Sunday, December 30, 2007

Rwanda: Genocide and Countryside

7/22/07 Kigali and the Countryside
I keep feeling like I'm in a movie. This morning we had brunch at the restaurant on the top floor of Les Milles Collines. As we munched on passion fruit and crepes there was a group of white businessmen discussing Rwandan investments the table over. They all had British accents. I felt like they were discussing the diamond trade or something scandalous and exotic like that. Another strange attribute of the hotel - in the bar by the pool downstairs, all they play is Christina Aguilera music. Oh, wait, there was one exception. As we were having a drink, "America the Beautiful" came through the speakers. I was like, what, am I really hearing America the Beautiful at a Rwandan Bar that harbored people from genocide. How is this my life.
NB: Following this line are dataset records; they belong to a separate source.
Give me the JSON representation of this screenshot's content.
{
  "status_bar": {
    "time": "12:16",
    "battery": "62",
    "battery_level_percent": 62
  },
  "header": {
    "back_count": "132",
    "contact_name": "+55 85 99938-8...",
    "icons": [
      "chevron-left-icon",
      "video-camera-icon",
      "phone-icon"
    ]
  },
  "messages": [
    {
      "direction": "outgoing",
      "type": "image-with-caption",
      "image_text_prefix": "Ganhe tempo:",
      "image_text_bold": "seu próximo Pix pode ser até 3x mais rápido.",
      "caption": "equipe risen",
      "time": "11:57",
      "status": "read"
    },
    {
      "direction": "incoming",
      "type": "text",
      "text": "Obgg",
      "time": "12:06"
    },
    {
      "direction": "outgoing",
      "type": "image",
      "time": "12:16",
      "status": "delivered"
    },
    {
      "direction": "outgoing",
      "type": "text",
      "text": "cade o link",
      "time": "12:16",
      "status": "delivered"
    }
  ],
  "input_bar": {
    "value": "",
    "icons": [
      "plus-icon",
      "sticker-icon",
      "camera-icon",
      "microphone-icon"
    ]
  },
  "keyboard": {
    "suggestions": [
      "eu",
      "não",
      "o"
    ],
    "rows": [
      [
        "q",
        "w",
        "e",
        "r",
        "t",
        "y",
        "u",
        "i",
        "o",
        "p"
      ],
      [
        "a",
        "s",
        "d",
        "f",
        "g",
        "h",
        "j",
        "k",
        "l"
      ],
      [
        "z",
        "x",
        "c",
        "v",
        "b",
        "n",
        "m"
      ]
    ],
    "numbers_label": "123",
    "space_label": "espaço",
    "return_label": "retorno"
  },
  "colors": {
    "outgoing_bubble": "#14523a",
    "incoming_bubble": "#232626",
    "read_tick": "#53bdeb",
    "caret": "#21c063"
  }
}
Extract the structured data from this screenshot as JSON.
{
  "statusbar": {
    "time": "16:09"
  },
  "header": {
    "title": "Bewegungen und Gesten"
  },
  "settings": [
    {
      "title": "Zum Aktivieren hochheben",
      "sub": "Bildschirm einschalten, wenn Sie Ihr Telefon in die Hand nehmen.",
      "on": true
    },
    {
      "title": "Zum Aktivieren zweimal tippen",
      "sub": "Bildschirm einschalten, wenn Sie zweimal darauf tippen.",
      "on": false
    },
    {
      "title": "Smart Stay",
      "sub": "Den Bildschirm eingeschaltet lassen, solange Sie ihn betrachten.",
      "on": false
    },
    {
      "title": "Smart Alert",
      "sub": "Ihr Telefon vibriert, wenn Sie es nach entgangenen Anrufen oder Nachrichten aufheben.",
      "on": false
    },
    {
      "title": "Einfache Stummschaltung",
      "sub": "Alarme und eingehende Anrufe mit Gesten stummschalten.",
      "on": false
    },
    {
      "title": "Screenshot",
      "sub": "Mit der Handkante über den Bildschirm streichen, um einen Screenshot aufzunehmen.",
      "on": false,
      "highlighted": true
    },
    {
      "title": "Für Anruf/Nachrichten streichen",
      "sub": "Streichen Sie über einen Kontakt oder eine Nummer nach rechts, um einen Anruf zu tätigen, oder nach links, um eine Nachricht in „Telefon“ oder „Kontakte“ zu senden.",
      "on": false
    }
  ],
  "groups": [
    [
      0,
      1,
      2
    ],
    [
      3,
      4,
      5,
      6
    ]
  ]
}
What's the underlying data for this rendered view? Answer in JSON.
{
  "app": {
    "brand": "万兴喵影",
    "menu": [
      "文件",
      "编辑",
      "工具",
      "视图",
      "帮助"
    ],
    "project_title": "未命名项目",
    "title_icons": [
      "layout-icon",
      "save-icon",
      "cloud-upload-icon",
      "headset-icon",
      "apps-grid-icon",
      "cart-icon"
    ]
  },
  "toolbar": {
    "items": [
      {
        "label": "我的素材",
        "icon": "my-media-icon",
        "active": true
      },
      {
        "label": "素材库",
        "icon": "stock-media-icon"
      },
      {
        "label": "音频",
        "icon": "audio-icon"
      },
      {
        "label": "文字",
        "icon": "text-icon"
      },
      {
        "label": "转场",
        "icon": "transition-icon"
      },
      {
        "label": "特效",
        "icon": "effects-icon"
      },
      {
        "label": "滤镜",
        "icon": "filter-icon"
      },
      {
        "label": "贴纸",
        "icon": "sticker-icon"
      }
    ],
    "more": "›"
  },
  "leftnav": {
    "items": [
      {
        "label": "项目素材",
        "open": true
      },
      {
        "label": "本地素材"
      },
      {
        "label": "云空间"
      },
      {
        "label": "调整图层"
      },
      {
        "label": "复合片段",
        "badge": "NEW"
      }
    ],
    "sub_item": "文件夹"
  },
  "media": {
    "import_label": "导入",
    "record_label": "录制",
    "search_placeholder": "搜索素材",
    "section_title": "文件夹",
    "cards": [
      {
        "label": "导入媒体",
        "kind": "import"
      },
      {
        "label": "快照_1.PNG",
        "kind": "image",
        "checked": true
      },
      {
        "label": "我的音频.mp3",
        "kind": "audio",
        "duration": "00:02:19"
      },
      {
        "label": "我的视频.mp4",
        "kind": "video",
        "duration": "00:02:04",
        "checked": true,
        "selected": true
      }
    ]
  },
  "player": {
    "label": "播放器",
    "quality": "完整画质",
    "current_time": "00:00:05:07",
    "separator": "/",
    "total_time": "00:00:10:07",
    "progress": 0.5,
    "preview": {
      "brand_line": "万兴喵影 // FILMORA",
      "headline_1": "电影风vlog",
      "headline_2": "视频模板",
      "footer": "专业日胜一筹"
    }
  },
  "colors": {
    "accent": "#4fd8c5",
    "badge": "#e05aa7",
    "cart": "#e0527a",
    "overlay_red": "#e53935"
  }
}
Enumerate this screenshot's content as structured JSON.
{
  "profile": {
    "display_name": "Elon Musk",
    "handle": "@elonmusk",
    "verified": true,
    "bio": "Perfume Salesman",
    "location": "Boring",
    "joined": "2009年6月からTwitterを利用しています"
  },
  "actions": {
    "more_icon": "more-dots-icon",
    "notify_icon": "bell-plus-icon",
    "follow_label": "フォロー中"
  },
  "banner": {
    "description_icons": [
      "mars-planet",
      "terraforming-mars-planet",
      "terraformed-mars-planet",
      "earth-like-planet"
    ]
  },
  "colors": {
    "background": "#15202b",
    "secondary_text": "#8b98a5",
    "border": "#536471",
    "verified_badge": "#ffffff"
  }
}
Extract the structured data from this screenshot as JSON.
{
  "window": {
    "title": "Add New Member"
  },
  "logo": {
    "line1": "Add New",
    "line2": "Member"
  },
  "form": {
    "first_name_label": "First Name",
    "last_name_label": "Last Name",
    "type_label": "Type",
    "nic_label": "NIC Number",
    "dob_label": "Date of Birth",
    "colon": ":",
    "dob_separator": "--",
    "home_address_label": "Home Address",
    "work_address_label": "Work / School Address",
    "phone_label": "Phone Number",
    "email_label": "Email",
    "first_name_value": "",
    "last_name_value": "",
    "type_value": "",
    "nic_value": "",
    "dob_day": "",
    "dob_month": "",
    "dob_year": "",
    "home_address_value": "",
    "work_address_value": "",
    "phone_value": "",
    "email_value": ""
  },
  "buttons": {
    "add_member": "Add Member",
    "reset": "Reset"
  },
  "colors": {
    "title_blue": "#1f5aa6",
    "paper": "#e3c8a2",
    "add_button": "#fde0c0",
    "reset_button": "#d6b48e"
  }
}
On a much, much more somber note - after breakfast we left the sanctuary of the hotel for the dusty streets of the city, and drove to the Genocide Memorial Museum. It's beautiful, clean, and unbelievable. Apparently we were visiting on the anniversary of the end of the genocide, and had to wait to visit the museum until their memorial service ended. The museum was surreal. I got so queasy and was asking God how he was real if he let this stuff happen. They killed one million people. They were absolutely ruthless. Like, they hacked babies to death. They buried people alive. They bulldozed a church full of people. I saw the pictures. Stuff you can't even imagine. I found myself thinking if like is so, so easily thrown away - does it even matter at all? I don't know the genocide doesn't even seem real to me. It seems impossible. But it happened.

I am already less impacted, and my queasiness is dissipating as I write this, and it has only been a few hours. How quickly we forget. I feel like so much has happened in these few hours though. After the memorial, we drove three hours through the Rwandan countryside and omigosh - it was ridiculously beautiful. Just amazing, National Geographic amazing. Luscious hills, covered with banana trees, patchwork fields and quaint village farms. There were bubbling clear streams that you would see women and children carrying water from with fruits and vegetables, loads on their heads and babies strapped to their backs. I'll describe it more later!